第 58 章
葉予珍又在那邊說道:“我這上樓,一個人靜了沒多久,就回過神來了,想起來無意冒犯了道友,心裏很是過意不去,這我早上聽完講道,就在這裏等著道友了,就想對道友賠個不是,也還請道友千萬別跟我這蠻人計較。”
葉予珍此時硬貼上來“道歉”,沐寒若是不想和她耽擱,直接冷臉上樓或者說句“不妨事我還有事”然後轉身就走就可以,畢竟葉予珍這人,顯然不是沐寒露一點好態度就能轉而不敵視她的。
甚至,她和葉予珍維持麵子上的和平都是沒必要的。就算沐寒此時拂袖而去,明日早上五人同行,葉予珍也是不敢對她表現出什麽的。
理是這個理,但沐寒不是慣於恃強淩弱的人,性子雖沉穩執著有主見,卻並不足夠強硬,她因沉默顯得冷淡,但性情實際上有些軟和,所以此時應付得很勉強。
唉,還有,葉予珍這道歉歸道歉,先不說真心不真心,就這說的話,她挑不出什麽毛病來,但聽著怎麽聽怎麽別扭,怎麽不想聽。

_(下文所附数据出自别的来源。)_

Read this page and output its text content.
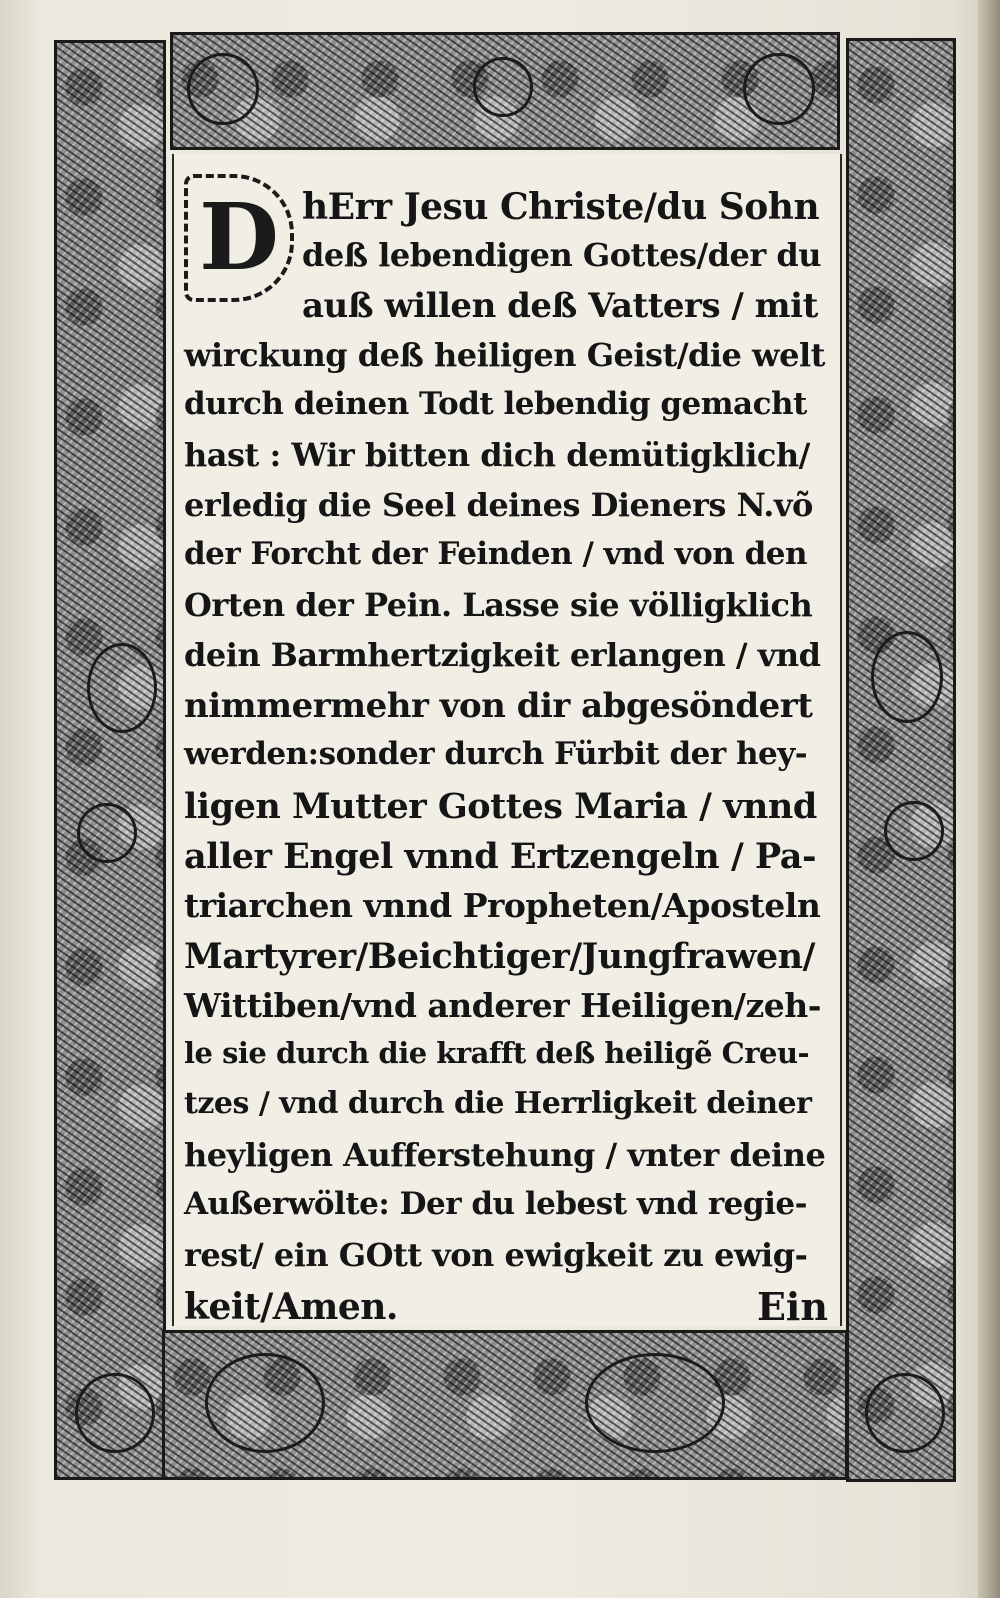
D hErr Jesu Christe/du Sohn
deß lebendigen Gottes/der du
auß willen deß Vatters / mit
wirckung deß heiligen Geist/die welt
durch deinen Todt lebendig gemacht
hast : Wir bitten dich demütigklich/
erledig die Seel deines Dieners N.võ
der Forcht der Feinden / vnd von den
Orten der Pein. Lasse sie völligklich
dein Barmhertzigkeit erlangen / vnd
nimmermehr von dir abgesöndert
werden:sonder durch Fürbit der hey-
ligen Mutter Gottes Maria / vnnd
aller Engel vnnd Ertzengeln / Pa-
triarchen vnnd Propheten/Aposteln
Martyrer/Beichtiger/Jungfrawen/
Wittiben/vnd anderer Heiligen/zeh-
le sie durch die krafft deß heiligẽ Creu-
tzes / vnd durch die Herrligkeit deiner
heyligen Aufferstehung / vnter deine
Außerwölte: Der du lebest vnd regie-
rest/ ein GOtt von ewigkeit zu ewig-
keit/Amen.	Ein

“我下午在大堂裏坐了一下午,有人和我說,這家客店白案是極好的,我就點了四碟點心,吃著果真很好。我見道友早上在這裏用了朝食,想來對他家也是讚賞的,就想請道友用頓晚膳,算是我賠罪的心意。”
“這便不用了,我晚上還有事情——”
“道友這裏推拒,倒叫我好生不安。不過一頓晚飯,耽誤不了道友許多時候。我那邊已經讓店家把吃食都備上了,隻念道友賞個臉去席上略坐一坐,不然,我這歉意也好沒誠意!”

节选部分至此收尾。